Recent studies conducted by The Associated Press and Wake Forest University family law professor Jennifer Collins reveal wide disparities in criminal prosecution of these incidents. Some of the statistics indicate sex and class bias often play a role.
Both studies show that mothers of the children are charged more often than fathers. Collins' 2006 study of data from 1998-2003 showed that in 130 cases, 60 percent of mothers were charged, compared with 44 percent of fathers. AP data published in July shows that mothers are often given longer jail sentences.
"I think we tend to hold mothers to a higher standard, both in life and in the criminal justice system," Collins said.

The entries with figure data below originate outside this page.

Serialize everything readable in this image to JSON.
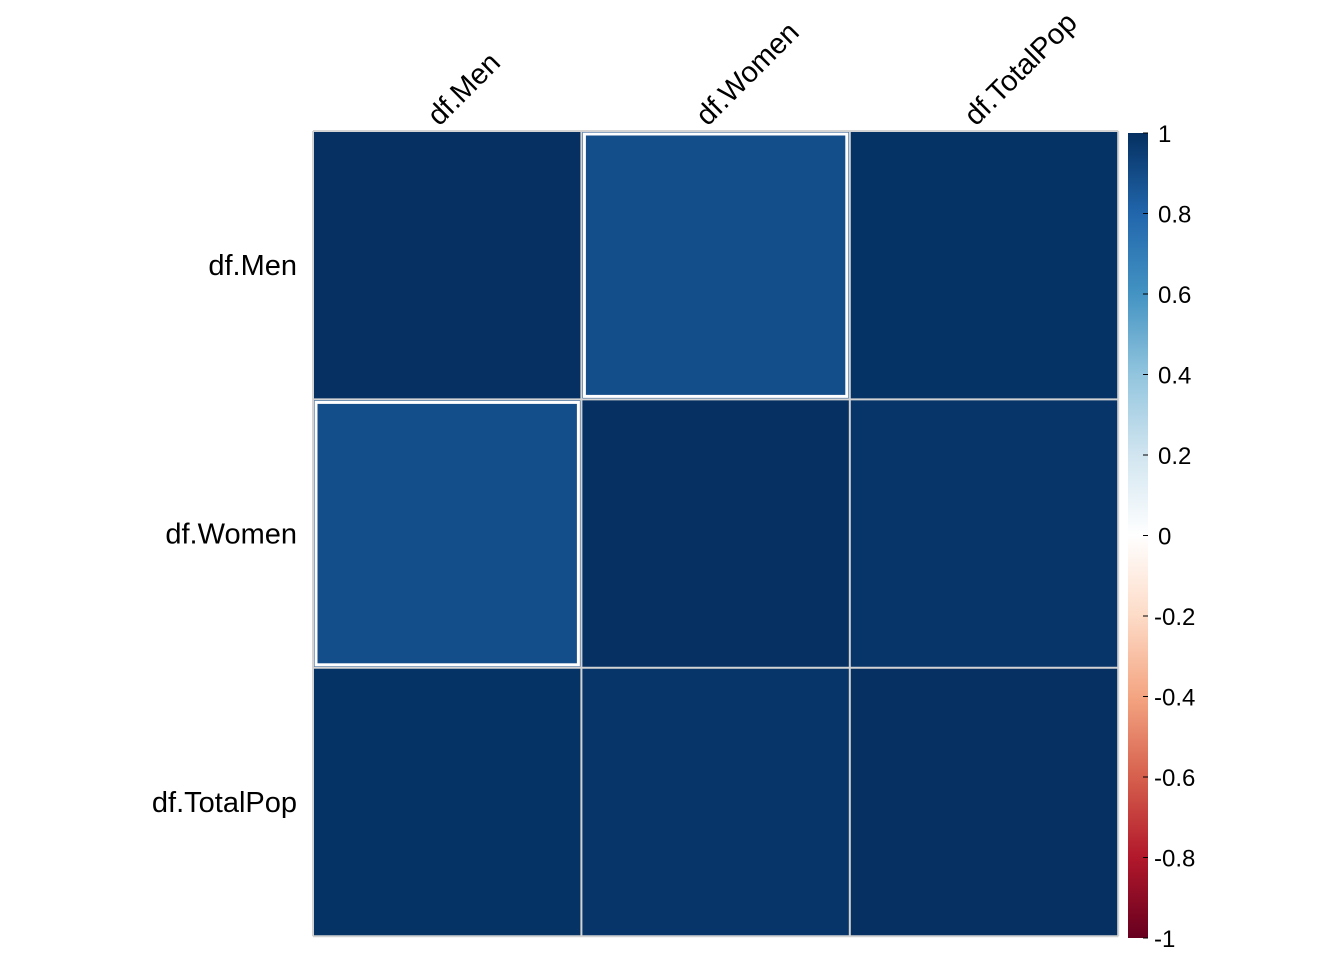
{
  "chart_data": {
    "type": "heatmap",
    "title": "",
    "row_labels": [
      "df.Men",
      "df.Women",
      "df.TotalPop"
    ],
    "col_labels": [
      "df.Men",
      "df.Women",
      "df.TotalPop"
    ],
    "matrix": [
      [
        1.0,
        0.89,
        0.99
      ],
      [
        0.89,
        1.0,
        0.98
      ],
      [
        0.99,
        0.98,
        1.0
      ]
    ],
    "colorbar": {
      "range": [
        -1,
        1
      ],
      "ticks": [
        "1",
        "0.8",
        "0.6",
        "0.4",
        "0.2",
        "0",
        "-0.2",
        "-0.4",
        "-0.6",
        "-0.8",
        "-1"
      ],
      "colors": {
        "-1": "#67001f",
        "-0.8": "#b2182b",
        "-0.6": "#d6604d",
        "-0.4": "#f4a582",
        "-0.2": "#fddbc7",
        "0": "#ffffff",
        "0.2": "#d1e5f0",
        "0.4": "#92c5de",
        "0.6": "#4393c3",
        "0.8": "#2166ac",
        "1": "#053061"
      }
    },
    "grid_color": "#d3d3d3",
    "highlight_color": "#ffffff"
  }
}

But family income seems to be a strong indicator of who will be charged in the deaths of children left in parked cars. Of the 51 cases where Collins could ascertain the socioeconomic status of the parents involved, only 23 percent of those who could be classified as white collar were charged, compared to 85 percent of parents who could be classified as lower income.
Other factors can lead to prosecution, including alcohol or drug use by a caregiver or parent, or a history of abuse or neglect, Collins said. Overall, about half of parents are not charged, however.
Last week in a high-profile incident, Ohio authorities declined to press charges against a school administrator whose 2-year-old daughter died after being left for hours in the mother's car in a school parking lot.
In 1990, Roanoke prosecutor Donald Caldwell declined to charge a Botetourt County mother whose 2-year-old daughter died in a vehicle. Caldwell was quoted at the time as saying "I don't think that society could punish her any more than she's already punished herself."
The AP study shows that paid caregivers, however, are more likely than parents to be charged for forgetting a child in the back seat.
Two years ago a Roanoke County Department of Social Services aide was found guilty of reckless endangerment of a child and lost her job after she left a 10-month-old in a county vehicle. The child was found unhurt after five hours.
But across the country each year about 36 children on average -- most of them younger than 4 -- die of heat stroke in parked vehicles, Null said.
Staff writer Laurence Hammack contributed to this report.